Apple’s new AI research could radically change the scene: why?


It probably was a bit naive to consider Apple behind its rivals in the AI race – the tech giant simply doesn’t need to yell. But when it speaks, it matters – the firm just announced significant strides in AI research through two new papers.

Apple barely talks about AI and likes to work in the background rather than join the hype cycle – this way, the company can avoid the dangers of inflated expectations.

This doesn’t mean that the tech behemoth is not working on machine learning – in July, for instance, Bloomberg News said that Apple has quietly created its own generative AI tools to rival products from OpenAI and Google but is yet to decide when to release the new tech into the wild.

ADVERTISEMENT

That’s probably because Apple has always been a consumer-facing firm concerned first and foremost with the end product and what the software does for the user. In other words, the company wants to be as ready as possible to greenlight any new features.

Now, though, Apple is moving forwards. The firm announced major strides in AI research through two new papers introducing new techniques for 3D avatars and more efficient language model inference.

These advancements might potentially enable more immersive visual experiences and, perhaps even more importantly, allow complex AI systems to run on ordinary consumer devices such as iPhones and iPads.

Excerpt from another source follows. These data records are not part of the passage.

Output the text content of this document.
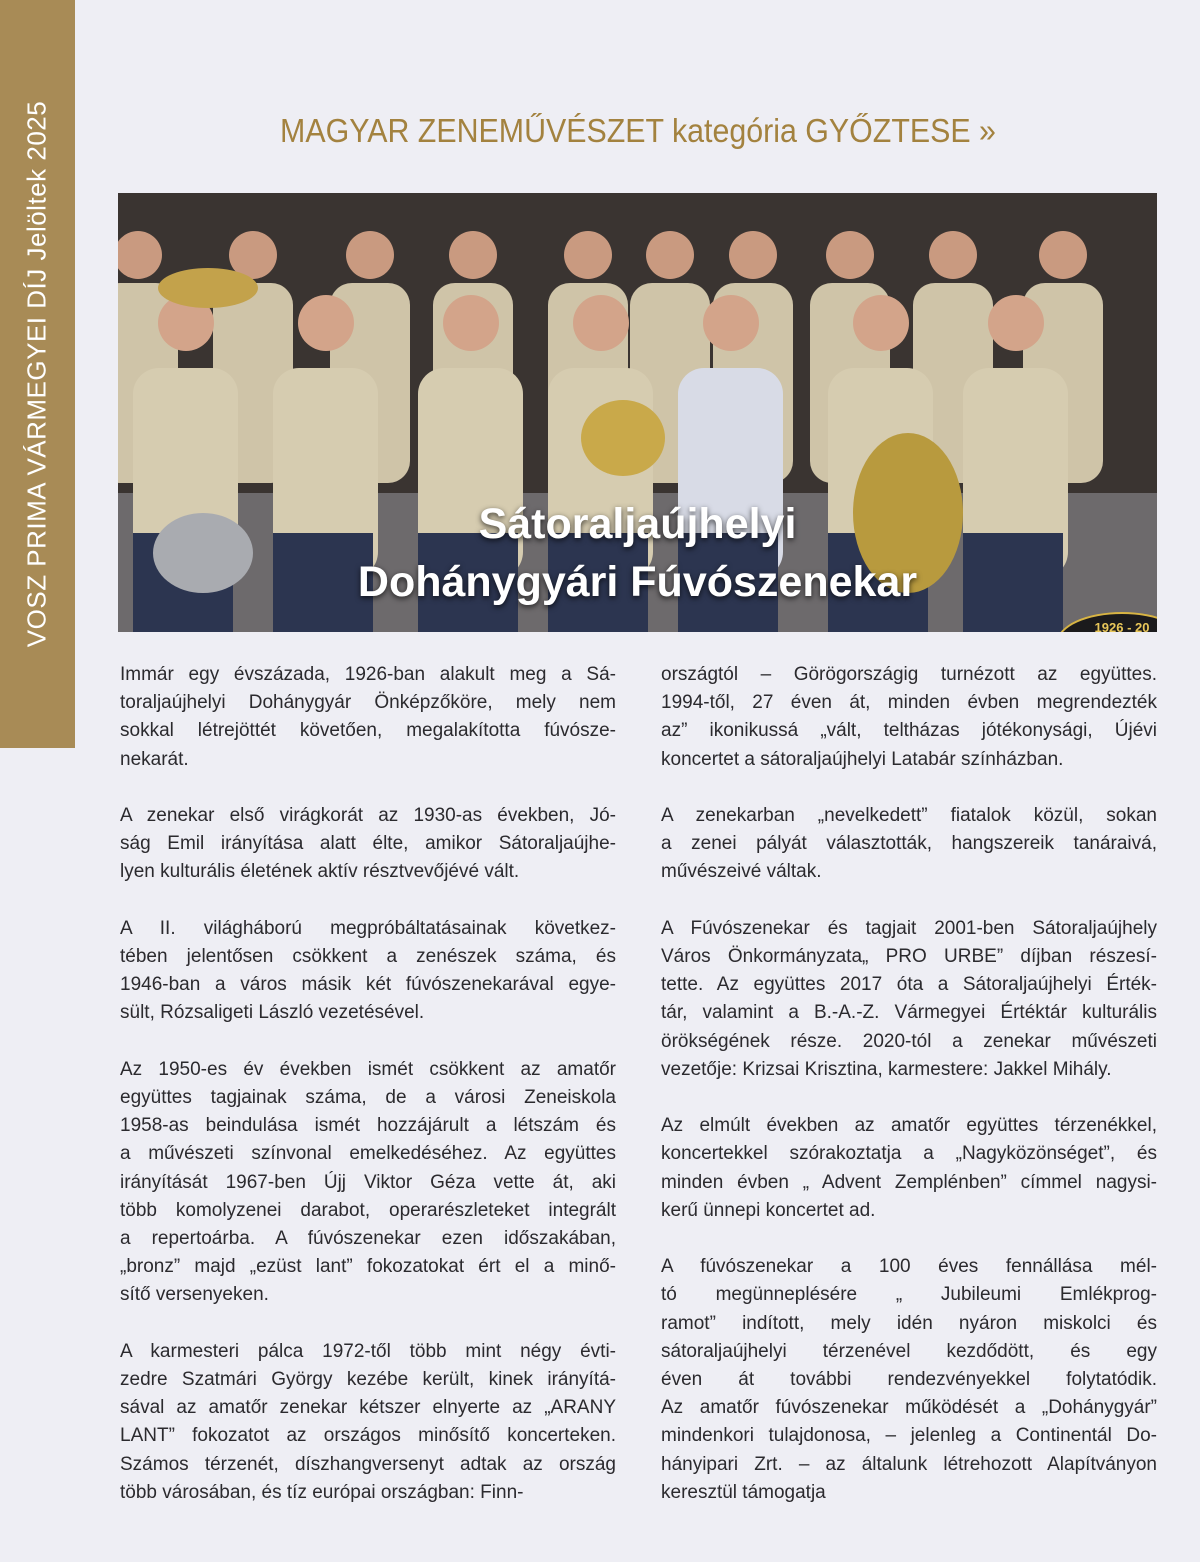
VOSZ PRIMA VÁRMEGYEI DÍJ Jelöltek 2025	MAGYAR ZENEMŰVÉSZET kategória GYŐZTESE »
Sátoraljaújhelyi
Dohánygyári Fúvószenekar
1926 - 20
Immár egy évszázada, 1926-ban alakult meg a Sá-
toraljaújhelyi Dohánygyár Önképzőköre, mely nem
sokkal létrejöttét követően, megalakította fúvósze-
nekarát.
A zenekar első virágkorát az 1930-as években, Jó-
ság Emil irányítása alatt élte, amikor Sátoraljaújhe-
lyen kulturális életének aktív résztvevőjévé vált.
A II. világháború megpróbáltatásainak következ-
tében jelentősen csökkent a zenészek száma, és
1946-ban a város másik két fúvószenekarával egye-
sült, Rózsaligeti László vezetésével.
Az 1950-es év években ismét csökkent az amatőr
együttes tagjainak száma, de a városi Zeneiskola
1958-as beindulása ismét hozzájárult a létszám és
a művészeti színvonal emelkedéséhez. Az együttes
irányítását 1967-ben Újj Viktor Géza vette át, aki
több komolyzenei darabot, operarészleteket integrált
a repertoárba. A fúvószenekar ezen időszakában,
„bronz” majd „ezüst lant” fokozatokat ért el a minő-
sítő versenyeken.
A karmesteri pálca 1972-től több mint négy évti-
zedre Szatmári György kezébe került, kinek irányítá-
sával az amatőr zenekar kétszer elnyerte az „ARANY
LANT” fokozatot az országos minősítő koncerteken.
Számos térzenét, díszhangversenyt adtak az ország
több városában, és tíz európai országban: Finn-
országtól – Görögországig turnézott az együttes.
1994-től, 27 éven át, minden évben megrendezték
az” ikonikussá „vált, teltházas jótékonysági, Újévi
koncertet a sátoraljaújhelyi Latabár színházban.
A zenekarban „nevelkedett” fiatalok közül, sokan
a zenei pályát választották, hangszereik tanáraivá,
művészeivé váltak.
A Fúvószenekar és tagjait 2001-ben Sátoraljaújhely
Város Önkormányzata„ PRO URBE” díjban részesí-
tette. Az együttes 2017 óta a Sátoraljaújhelyi Érték-
tár, valamint a B.-A.-Z. Vármegyei Értéktár kulturális
örökségének része. 2020-tól a zenekar művészeti
vezetője: Krizsai Krisztina, karmestere: Jakkel Mihály.
Az elmúlt években az amatőr együttes térzenékkel,
koncertekkel szórakoztatja a „Nagyközönséget”, és
minden évben „ Advent Zemplénben” címmel nagysi-
kerű ünnepi koncertet ad.
A fúvószenekar a 100 éves fennállása mél-
tó megünneplésére „ Jubileumi Emlékprog-
ramot” indított, mely idén nyáron miskolci és
sátoraljaújhelyi térzenével kezdődött, és egy
éven át további rendezvényekkel folytatódik.
Az amatőr fúvószenekar működését a „Dohánygyár”
mindenkori tulajdonosa, – jelenleg a Continentál Do-
hányipari Zrt. – az általunk létrehozott Alapítványon
keresztül támogatja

In the first research paper, Apple scientists propose HUGS (Human Gaussian Splats) to generate animated 3D avatars from short monocular videos (videos taken from a single camera).

According to lead authors of the paper, the method automatically learns to disentangle the static scene and create a fully animatable human avatar within 30 minutes. Compared to previous avatar generation methods, HUGS is up to 100 times faster in training and rendering.

The new 3D modeling capability – available to see in videos here – and ability to create avatars from the simplest videos seems an impressive achievement from Apple. It could unlock new possibilities for virtual try-on, telepresence, and synthetic media in the near future.

The second paper tackled a key challenge in deploying large language models (LLMs) on devices with limited memory – think smartphones. Modern natural language models like GPT-4 contain hundreds of billions of parameters – this obviously makes inference expensive on consumer hardware.

The proposed system minimizes data transfer from flash storage into scarce DRAM (dynamic random-access memory) during inference.

“Our method involves constructing an inference cost model that harmonizes with the flash memory behavior, guiding us to optimize in two critical areas: reducing the volume of data transferred from flash and reading data in larger, more contiguous chunks,” reads the paper.

ADVERTISEMENT

Co-author of the study Mehrdad Farajtabar added: “This breakthrough is particularly crucial for deploying advanced LLMs in resource-limited environments, thereby expanding their applicability and accessibility.”

The bottom line is that these optimizations might soon allow complex AI assistants and chatbots to run smoothly on iPhones, iPads, and other mobile devices.